«Cette année finie, les Égyptiens revinrent vers Joseph l’année suivante, et ils lui dirent: Nous ne cacherons point à monseigneur que, n’ayant plus ni argent, ni bétail, il ne nous reste que nos corps et la terre. — Faudra-t-il donc que nous mourions de faim sous tes yeux? Prends nos personnes et nos terres, achète-nous pour du pain; nous serons esclaves de Pharaon, et nos terres seront à lui.

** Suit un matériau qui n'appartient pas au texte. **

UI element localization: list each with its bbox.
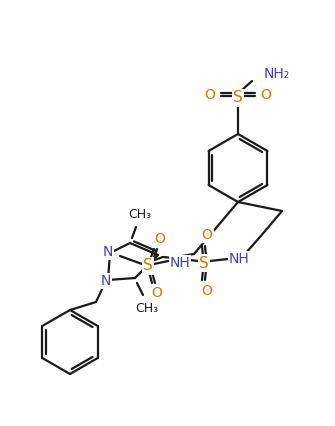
Text: S: S xyxy=(233,90,243,106)
Text: NH₂: NH₂ xyxy=(264,67,290,81)
Text: N: N xyxy=(101,274,111,288)
Text: O: O xyxy=(151,286,162,300)
Text: O: O xyxy=(202,284,212,298)
Text: CH₃: CH₃ xyxy=(128,208,151,222)
Text: NH: NH xyxy=(170,256,190,270)
Text: S: S xyxy=(143,259,153,273)
Text: S: S xyxy=(199,256,209,271)
Text: O: O xyxy=(154,232,165,246)
Text: O: O xyxy=(205,88,215,102)
Text: O: O xyxy=(202,228,212,242)
Text: O: O xyxy=(261,88,271,102)
Text: CH₃: CH₃ xyxy=(135,302,158,314)
Text: N: N xyxy=(103,245,113,259)
Text: NH: NH xyxy=(228,252,249,266)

Mais donne-nous aussi des semailles, afin que nous vivions; car, si le cultivateur meurt, la terre sera réduite en solitude désolée. — Joseph acheta donc pour Pharaon toutes les terres d’Égypte; car les habitants vendirent chacun son champ, à cause de la famine qui avait augmenté. — Et il fit passer le peuple dans les villes, d’une extrémité du royaume à l’autre. — Il n’y eut que les terres des prêtres qui ne furent point achetées; car les prêtres tenaient leurs champs de la générosité royale, et ils se nourrissaient grâce à une part des blés mis en réserve que Pharaon leur faisait donner; c’est pourquoi les prêtres ne furent point obligés de vendre leurs terres. — Alors, Joseph dit au peuple: Je vous ai achetés aujourd’hui, vous et vos terres, et vous appartenez désormais à Pharaon.

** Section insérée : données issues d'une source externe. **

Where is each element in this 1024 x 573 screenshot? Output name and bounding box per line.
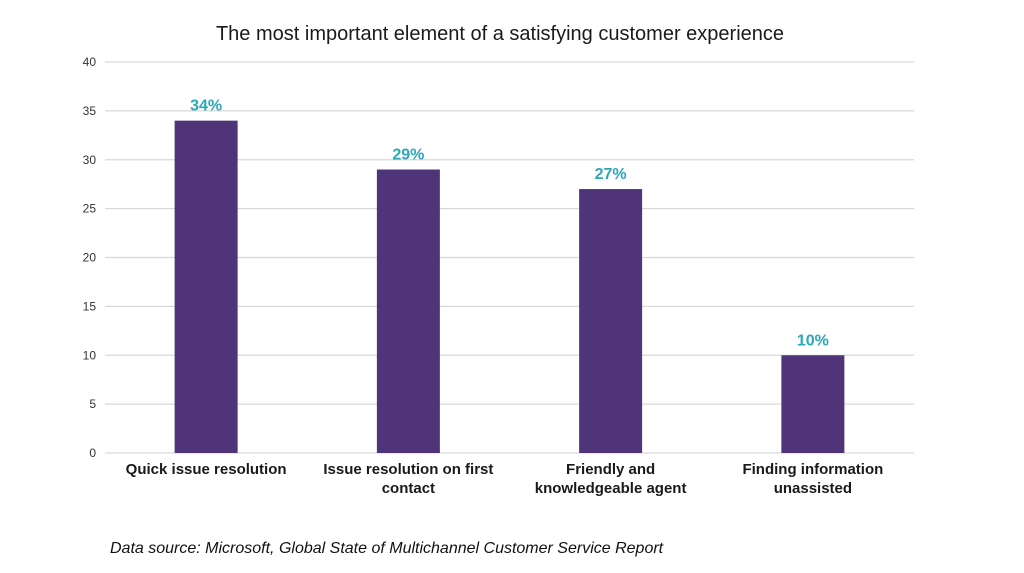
bar	[376, 169, 440, 453]
category-label: Quick issue resolution	[126, 461, 287, 478]
category-label: contact	[382, 480, 435, 497]
data-source-note: Data source: Microsoft, Global State of …	[110, 540, 664, 557]
category-label: Friendly and	[566, 461, 655, 478]
y-tick-label: 30	[83, 153, 97, 167]
bar	[579, 189, 643, 453]
bars	[174, 120, 845, 454]
data-labels: 34% 29% 27% 10%	[190, 98, 829, 350]
y-tick-label: 25	[83, 202, 97, 216]
bar	[174, 120, 238, 454]
y-tick-label: 10	[83, 348, 97, 362]
chart-title: The most important element of a satisfyi…	[216, 23, 784, 45]
gridlines	[105, 61, 914, 454]
y-tick-label: 20	[83, 251, 97, 265]
y-tick-label: 15	[83, 299, 97, 313]
y-tick-label: 35	[83, 104, 97, 118]
bar-value-label: 27%	[595, 166, 627, 183]
y-tick-label: 5	[89, 397, 96, 411]
y-tick-label: 0	[89, 446, 96, 460]
category-label: Finding information	[742, 461, 883, 478]
y-tick-label: 40	[83, 55, 97, 69]
bar-value-label: 29%	[392, 147, 424, 164]
bar	[781, 355, 845, 453]
category-label: knowledgeable agent	[535, 480, 687, 497]
category-label: Issue resolution on first	[323, 461, 493, 478]
bar-value-label: 34%	[190, 98, 222, 115]
y-axis-ticks: 0 5 10 15 20 25 30 35 40	[83, 55, 97, 460]
bar-value-label: 10%	[797, 332, 829, 349]
category-labels: Quick issue resolution Issue resolution o…	[126, 461, 884, 497]
category-label: unassisted	[774, 480, 852, 497]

Maintenant, voici des semailles, afin que vous prépariez les récoltes futures. — Mais la cinquième partie de toute récolte appartiendra au roi, et je vous accorde les quatre antres, pour vous permettre de manger, vous et vos enfants, et de semer de nouveau. — Et ils répondirent: Tu nous as sauvé la vie; daigne, monseigneur, nous regarder toujours avec bonté, et nous serons sans regret les esclaves de Pharaon.» (47:18-25)

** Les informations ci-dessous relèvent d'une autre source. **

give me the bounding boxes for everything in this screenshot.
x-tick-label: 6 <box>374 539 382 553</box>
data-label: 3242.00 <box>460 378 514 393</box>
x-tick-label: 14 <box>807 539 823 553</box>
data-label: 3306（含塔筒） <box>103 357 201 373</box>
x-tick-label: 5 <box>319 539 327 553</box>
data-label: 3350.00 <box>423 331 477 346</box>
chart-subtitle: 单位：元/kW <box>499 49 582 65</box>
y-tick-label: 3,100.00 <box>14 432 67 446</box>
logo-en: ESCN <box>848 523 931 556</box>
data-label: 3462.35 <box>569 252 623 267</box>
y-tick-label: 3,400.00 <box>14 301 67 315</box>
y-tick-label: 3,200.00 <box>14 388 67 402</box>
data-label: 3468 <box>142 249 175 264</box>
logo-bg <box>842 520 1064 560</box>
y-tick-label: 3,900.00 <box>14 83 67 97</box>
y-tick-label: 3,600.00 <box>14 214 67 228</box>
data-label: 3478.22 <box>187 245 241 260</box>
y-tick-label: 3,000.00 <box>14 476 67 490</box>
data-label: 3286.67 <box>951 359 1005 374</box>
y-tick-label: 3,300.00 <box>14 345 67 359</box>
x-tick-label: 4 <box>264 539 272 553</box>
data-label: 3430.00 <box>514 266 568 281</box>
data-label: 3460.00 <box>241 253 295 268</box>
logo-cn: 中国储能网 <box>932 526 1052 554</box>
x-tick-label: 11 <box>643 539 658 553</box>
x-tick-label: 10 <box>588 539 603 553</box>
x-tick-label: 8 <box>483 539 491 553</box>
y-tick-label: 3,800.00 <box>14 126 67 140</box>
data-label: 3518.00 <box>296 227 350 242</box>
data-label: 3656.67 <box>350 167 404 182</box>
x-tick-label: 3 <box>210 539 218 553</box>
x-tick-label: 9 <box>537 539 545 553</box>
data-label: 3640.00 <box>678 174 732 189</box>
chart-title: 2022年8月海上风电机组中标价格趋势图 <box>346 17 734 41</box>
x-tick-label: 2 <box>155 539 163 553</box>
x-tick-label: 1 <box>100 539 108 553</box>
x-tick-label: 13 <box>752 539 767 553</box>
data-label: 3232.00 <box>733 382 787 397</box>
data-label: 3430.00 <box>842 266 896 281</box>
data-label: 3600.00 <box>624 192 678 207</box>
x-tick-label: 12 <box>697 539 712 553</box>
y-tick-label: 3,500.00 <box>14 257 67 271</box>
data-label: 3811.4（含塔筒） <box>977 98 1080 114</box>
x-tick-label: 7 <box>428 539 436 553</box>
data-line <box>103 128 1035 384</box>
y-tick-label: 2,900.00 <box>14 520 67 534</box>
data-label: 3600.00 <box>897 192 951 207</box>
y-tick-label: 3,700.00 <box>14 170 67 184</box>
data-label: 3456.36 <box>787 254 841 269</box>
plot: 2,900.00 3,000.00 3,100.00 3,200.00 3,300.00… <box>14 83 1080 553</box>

Celte façon d’administrer un royaume, loin de valoir à Joseph le titre de bienfaiteur que la Bible lui donne, fait de lui, tout au contraire, un tyran ridicule et extravagant. Si celle histoire était vraie, si les peuple avaient cru à la bienfaisance du gouverneur de l’Egypte aux premiers temps de la disette, leur imbécillité n’aurait plus d’excuse quand l’exploitation dont ils furent victimes en arriva à ce point. Quoi! disent les critiques cités tout à l’heure, ce bon ministre Joseph rend toute une nation esclave! il vend au roi toutes les personnes et toutes les terres du royaume! C’est une action aussi infâme et aussi punissable que celle de ses frères, qui égorgèrent tous les Sichémites. Il n’y a point d’exemple, dans l’histoire du monde, d’une pareille conduite d’un ministre d’État. Un ministre qui agirait ainsi, en n’importe quel pays, provoquerait bientôt un soulèvement général et n’échapperait pas à la juste colère des populations.